Но каким бы человеком ни был Парогонов, лезть с ним Федору в драку неизвестно из-за чего— Алена, когда Всеволод Александрович на другой день спросил ее об этом, только и сказала: «Правильно сделал»,— не следовало. Здесь были видны его несдержанность, своевольный характер. Сердце сжималось при мысли, что дочь может связать свою судьбу с таким человеком.

Правда, были непонятны и ее поступки. Какой смысл приводить в дом к матери, тем более на день рождения, Федора? Его Ирина наверняка и видеть не хотела. Ведь и Федора Алена поставила в неловкое положение, если ему вообще свойственно понимание этого... Да и должна была Алена знать, что будет Юрьевский. Пусть кокетство, игра, но ведь все до какого-то предела. А тут получилась неделикатность, которой он прежде за дочерью не замечал...

Вдруг вчера все объяснилось в минуту.

Он перепечатывал на машинке чистовой экземпляр второй главы: самое начало войны, белая ночь, мальчик лежит на большом кожаном диване у открытого окна, воображая себя героем, и та война, которая через несколько месяцев убьет всех вокруг него, бродит в его крови мечтаниями о славе, и он все повторяет: «Внимание, внимание! На нас идет Германия, с вилами, и с пушками, и с дохлыми лягушками».

Обычно, когда он печатал на машинке, к нему даже тетка не входила — так было заведено еще матерью,— а тут дочь без стука открыла дверь, встала на пороге, руки за спиной, сказала: «Папа».

«Мерила температуру?» — спросил он.

У нее была ангина, и она пятый день сидела дома.

«Папа»,— повторила она и посмотрела на него внимательно и с каким-то состраданием.

«Наверняка температура,— подумал он.— Вон, глаза какие синие и как блестят. Надо было в детстве удалить ей миндалины»,

«Папа, я хочу, чтобы Федор жил у нас»,— твердо выговорила она.

«Почему у нас?» — спросил он, не вникнув еще в смысл сказанного ею.

«Хорошо.— Подняв руки, она стянула воротничок голубоватого выцветшего халатика у обернутой компрессом шеи.— Я уйду к нему в общежитие».

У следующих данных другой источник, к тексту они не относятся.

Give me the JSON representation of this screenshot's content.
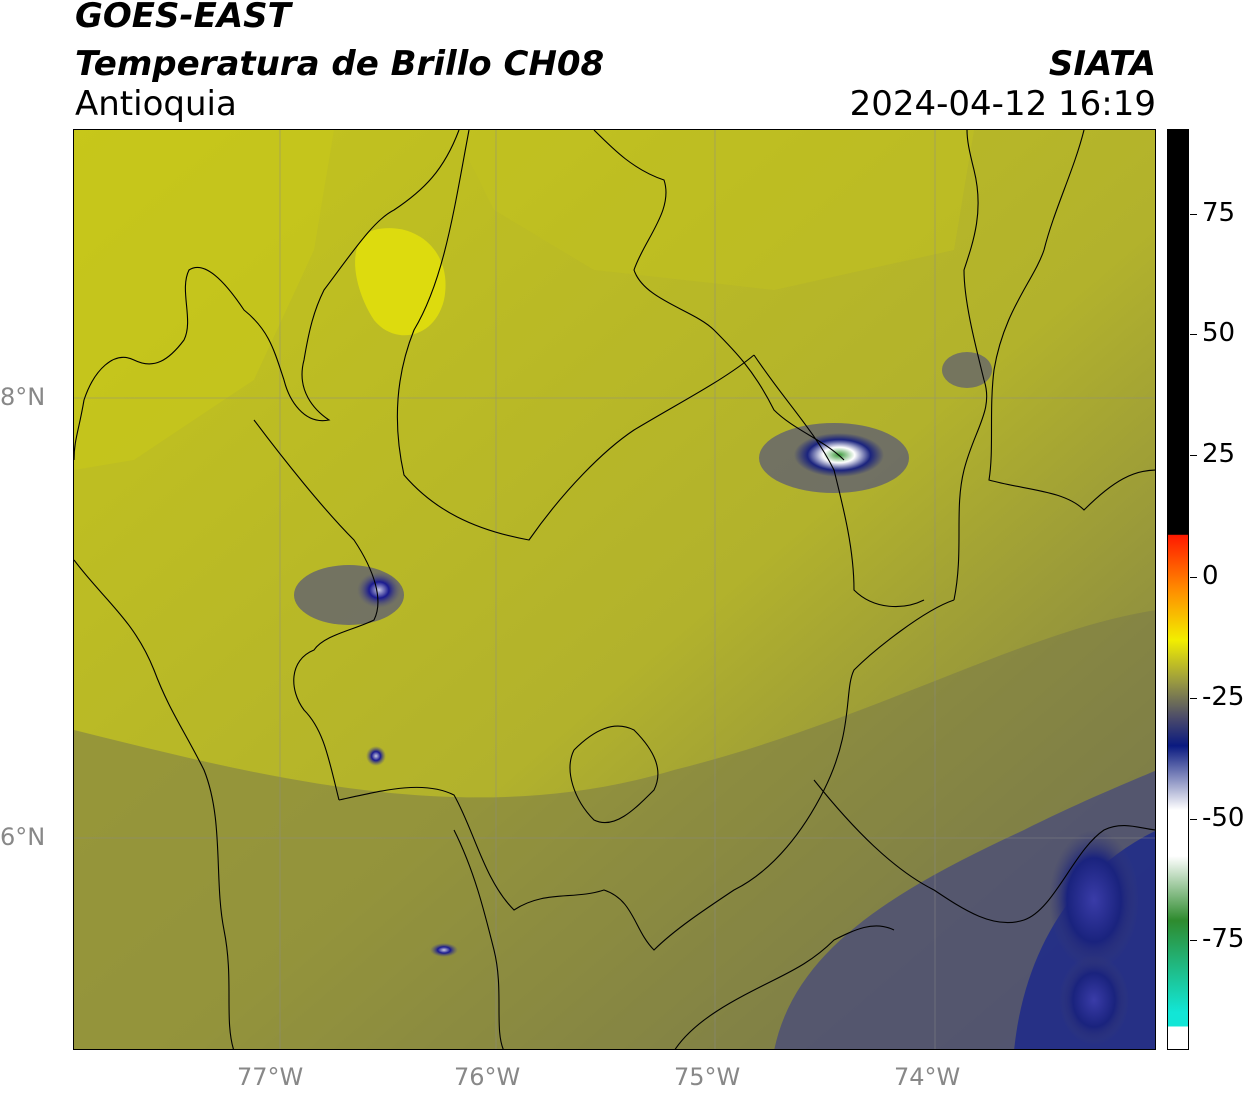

Всеволод Александрович растерялся. «Нет, конечно, у нас. Я просто еще тут,— ткнул он пальцем в лист бумаги, заправленный в машинку.— У нас, у нас»,— подтвердил он, в испуге представив, что дочь соберет вещи и возьмет чемодан, и он увидит из окна, как она с этим чемоданом, с которым ездила еще в пионерский лагерь, выходит из подъезда, в последний раз поворачивает голову и глядит вверх — на их окна...

Он встал, взял толстый орфографический словарь, всегда лежавший у него на столе, и стал непослушными руками втискивать его между книг на полке, наконец втиснул и заговорил сбивчиво: «Только я лично всего этого не понимаю. Не понимаю! Тебе же учиться... Ах! — Он повернулся к ней, взмахнул обеими руками.— Да делайте все, что хотите. Дайте только работать!» Он чувствовал подступающие слезы отчаяния, и было одно желание, чтобы дочь ушла, чтобы не смотрела на него.

«Конечно, работай. Пожалуйста. Ни я, ни Федор мешать тебе не будем,— пообещала она с облегчением.— Но я понимаю, почему Федор всем вам не по душе...— Она слегка замялась, но потом сказала слова, в которых ощущалась их обдуманность: — Не надо никогда фарисействовать, папа». И закрыла за собой дверь.

«О чем ты?» — спросил он, но она уже вышла, и не было желания идти за ней, выяснять отношения.

Он подошел к окну. К вечеру серело и серело совсем еще по-зимнему. Несколько неряшливых снежинок подлетели к окну, прилипли к стеклу на мгновение и, подхваченные теплом дома, унеслись ввысь. Всеволод Александрович включил настольную лампу. Окно стало темно-синим.

Он снова сел работать. Но, перечитывая текст, не слышал скрипа дивана, на котором ворочается без сна мальчик, не чувствовал прохлады и шероховатости холщовых простыней, потерял кусок белесого неба в распахнутом окне и слабое отражение в стекле перспективы улицы... Слова, описывающие это, вызывали сухую скуку, были мертвы в сравнении с тем, что творилось в его душе. И уж увидев так, он не мог позволить себе не переделывать. Но была какая-то вялость. И не хотелось ни печатать на машинке, ни водить пером по бумаге. Одно живое и вертелось на уме: «Внимание, внимание! На нас идет Германия».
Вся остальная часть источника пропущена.